Water and sanitation are both vital for reducing disease, improving health, increasing literacy, and growing local economies around the world. Governments have been making progress on increasing access to safe drinking water, but progress on sanitation lags behind.

The problem is not limited to less developed countries and exists in places you might not expect.

  • 300000.00

    Number of people who still practice open defecation in Europe

  • 800000.00

    Number of private septic systems in Alabama, USA

  • 18000.00

    Liters of untreated sewage that flow into Guanabara Bay in Rio de Janeiro every second

Europe

More than 300,000 people still practice open defecation, and 31 million lack access to basic sanitation in Europe, according to the WHO regional office for Europe.
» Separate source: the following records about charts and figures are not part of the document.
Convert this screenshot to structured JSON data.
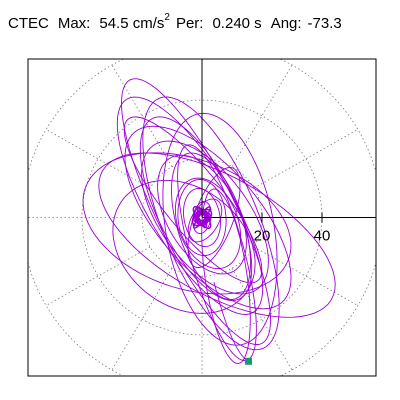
{
  "header": {
    "station": "CTEC",
    "max_label": "Max:",
    "max_value": "54.5 cm/s",
    "max_exp": "2",
    "per_label": "Per:",
    "per_value": "0.240 s",
    "ang_label": "Ang:",
    "ang_value": "-73.3"
  },
  "chart_data": {
    "type": "line",
    "title": "CTEC  Max: 54.5 cm/s2  Per: 0.240 s  Ang: -73.3",
    "xlabel": "",
    "ylabel": "",
    "tick_labels": [
      "20",
      "40"
    ],
    "rings": [
      20,
      40,
      60
    ],
    "spokes_deg": [
      0,
      30,
      60,
      90,
      120,
      150,
      180,
      210,
      240,
      270,
      300,
      330
    ],
    "xlim": [
      -58,
      58
    ],
    "ylim": [
      -54,
      54
    ],
    "grid": "polar-dotted",
    "colors": {
      "trace": "#9a00d4",
      "endpoint": "#179a74",
      "grid": "#7a7a7a",
      "axis": "#000000"
    },
    "endpoint": [
      15.5,
      -49
    ],
    "series": [
      {
        "loops": [
          {
            "cx": 0.0,
            "cy": 0.0,
            "a": 5.5,
            "b": 3.0,
            "rot": 80
          },
          {
            "cx": 1.0,
            "cy": -1.0,
            "a": 8.0,
            "b": 4.5,
            "rot": 60
          },
          {
            "cx": 0.0,
            "cy": 0.0,
            "a": 10.0,
            "b": 6.0,
            "rot": 100
          },
          {
            "cx": 0.0,
            "cy": 0.0,
            "a": 13.0,
            "b": 8.0,
            "rot": 95
          },
          {
            "cx": 2.0,
            "cy": -2.0,
            "a": 16.0,
            "b": 10.0,
            "rot": 110
          },
          {
            "cx": 4.0,
            "cy": 0.0,
            "a": 18.0,
            "b": 6.5,
            "rot": 70
          },
          {
            "cx": 0.0,
            "cy": 1.0,
            "a": 22.0,
            "b": 12.0,
            "rot": 118
          },
          {
            "cx": 3.0,
            "cy": -3.0,
            "a": 26.0,
            "b": 11.0,
            "rot": 108
          },
          {
            "cx": 1.0,
            "cy": 0.0,
            "a": 30.0,
            "b": 15.0,
            "rot": 125
          },
          {
            "cx": -2.0,
            "cy": 3.0,
            "a": 34.0,
            "b": 13.0,
            "rot": 115
          },
          {
            "cx": 2.0,
            "cy": 0.0,
            "a": 38.0,
            "b": 17.0,
            "rot": 130
          },
          {
            "cx": -4.0,
            "cy": 4.0,
            "a": 42.0,
            "b": 14.0,
            "rot": 120
          },
          {
            "cx": 3.0,
            "cy": -2.0,
            "a": 46.0,
            "b": 16.0,
            "rot": 112
          },
          {
            "cx": -2.0,
            "cy": 2.0,
            "a": 50.0,
            "b": 13.0,
            "rot": 116
          },
          {
            "cx": 5.0,
            "cy": -6.0,
            "a": 44.0,
            "b": 20.0,
            "rot": 150
          },
          {
            "cx": -5.0,
            "cy": -2.0,
            "a": 36.0,
            "b": 22.0,
            "rot": 160
          },
          {
            "cx": 6.0,
            "cy": -4.0,
            "a": 40.0,
            "b": 18.0,
            "rot": 100
          },
          {
            "cx": -3.0,
            "cy": 6.0,
            "a": 35.0,
            "b": 10.0,
            "rot": 128
          },
          {
            "cx": 5.0,
            "cy": -12.0,
            "a": 38.0,
            "b": 9.0,
            "rot": 105
          },
          {
            "cx": 8.0,
            "cy": -20.0,
            "a": 30.0,
            "b": 7.0,
            "rot": 98
          },
          {
            "cx": -6.0,
            "cy": -10.0,
            "a": 26.0,
            "b": 20.0,
            "rot": 140
          }
        ]
      }
    ]
  }
}
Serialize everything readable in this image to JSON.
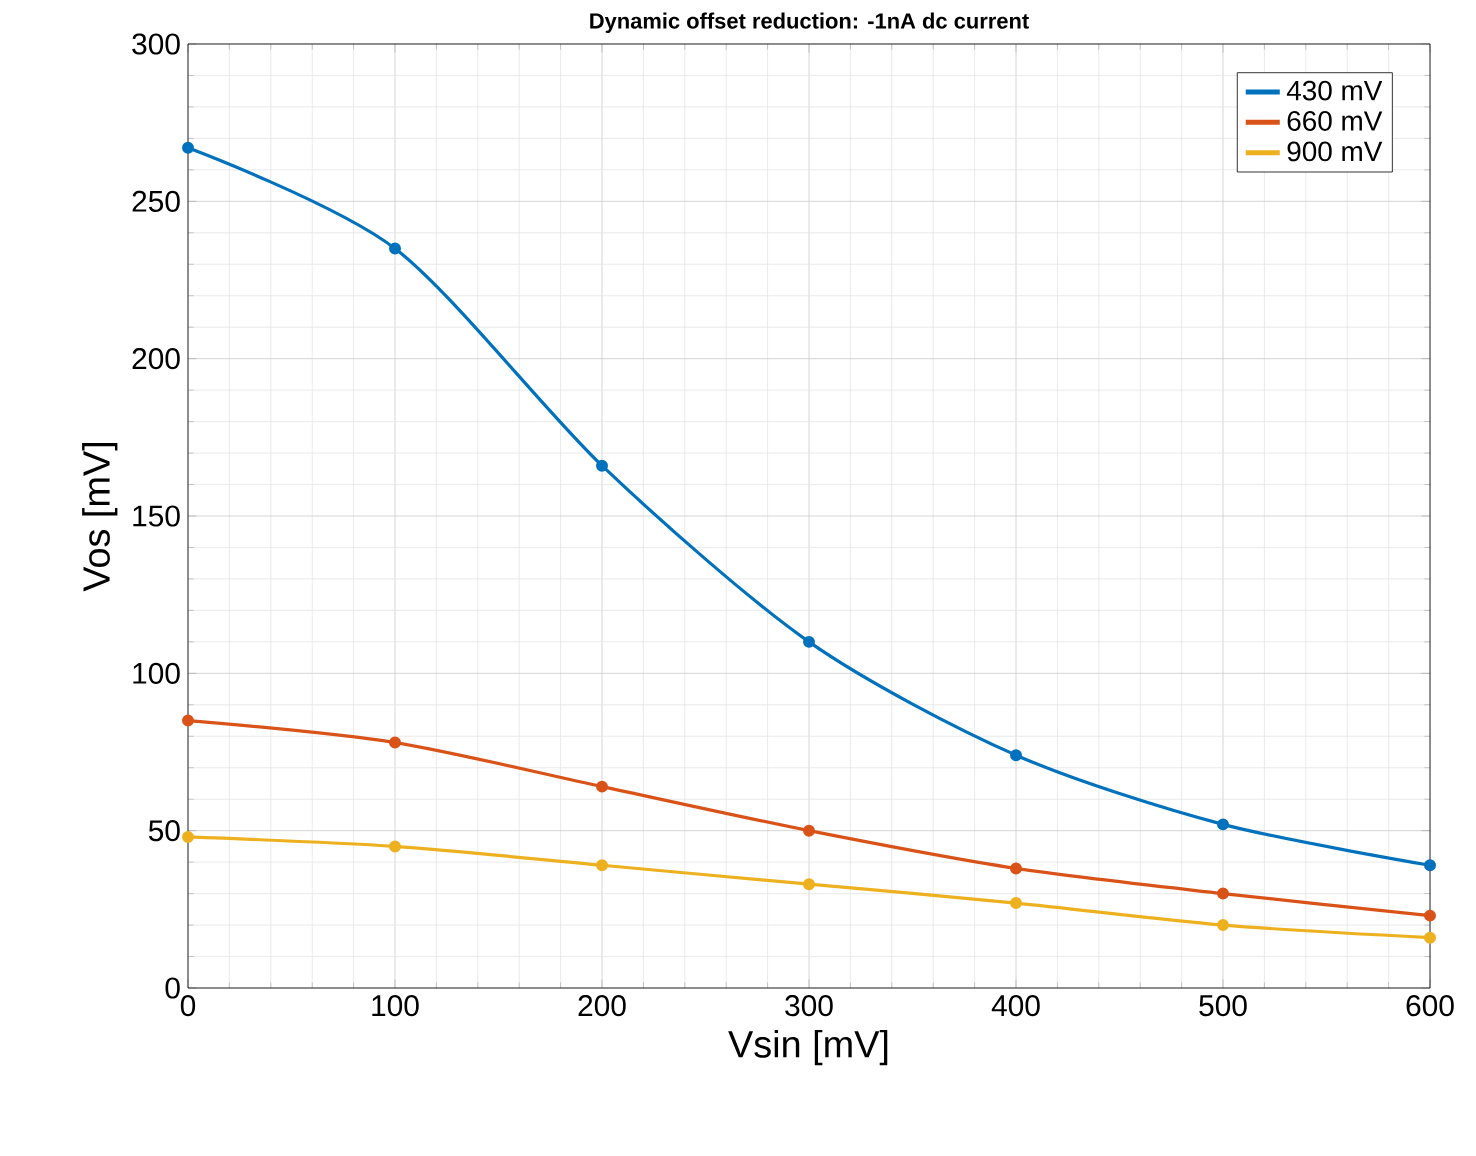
{
  "chart_data": {
    "type": "line",
    "title": "Dynamic offset reduction: -1nA dc current",
    "xlabel": "Vsin [mV]",
    "ylabel": "Vos [mV]",
    "x": [
      0,
      100,
      200,
      300,
      400,
      500,
      600
    ],
    "series": [
      {
        "name": "430 mV",
        "color": "#0072bd",
        "values": [
          267,
          235,
          166,
          110,
          74,
          52,
          39
        ]
      },
      {
        "name": "660 mV",
        "color": "#d95319",
        "values": [
          85,
          78,
          64,
          50,
          38,
          30,
          23
        ]
      },
      {
        "name": "900 mV",
        "color": "#edb120",
        "values": [
          48,
          45,
          39,
          33,
          27,
          20,
          16
        ]
      }
    ],
    "xlim": [
      0,
      600
    ],
    "ylim": [
      0,
      300
    ],
    "xticks": [
      0,
      100,
      200,
      300,
      400,
      500,
      600
    ],
    "yticks": [
      0,
      50,
      100,
      150,
      200,
      250,
      300
    ],
    "grid": true,
    "legend": "top right",
    "marker": "circle",
    "line_style": "solid"
  }
}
Inadequate facilities are blamed for 14 deaths by diarrhea a day in the region.

In Ireland, about 1.3 million people in the countryside cannot use safely managed sanitation and need to treat their wastewater on site.

USA

Navaho Nation: Roughly 70,000 households in Navajo Nation, covering Arizona, Utah, and New Mexico, USA, lack running tap water and toilets in their homes. With no electricity, water is delivered into above ground 50 gallon holding barrels by water truck and carried inside in small containers.

Alabama: The state of Alabama has more than 800,000 private septic systems, but about a quarter of them are failing. Poor households that lack money for sophisticated solutions resort to straight piping which dumps untreated waste into the grass outside. Floods carry sewage across lawns and into living areas bringing with it risk of viruses, bacteria, and parasites.

Asia

The proportion of people with access to improved sanitation has actually been growing faster in some rural areas in Asia than urban ones since 2000, largely because urban governments are having trouble developing the infrastructure to keep up with urban growth.

Latin America

Even in modern cities like Rio de Janeiro where access to sanitation is widespread, only 37% of residents have sewage collection, including in wealthier parts. An estimated 18,000 liters of untreated sewage per second flow into its famous Guanabara Bay. In addition to the political reluctance to invest in sanitation, the uncontrolled urban expansion is a problem with over 24% of the city’s inhabitants living in informal settlements - favelas - that lack basic sanitation.

Refugee settlements

The United Nations High Commissioner for Refugees (UNHCR) and its partners manage over 220 camps and settlements globally. According to data from 175 of these sites in September 2020, only 32% of households in the camps used basic sanitation services such as toilets or latrines.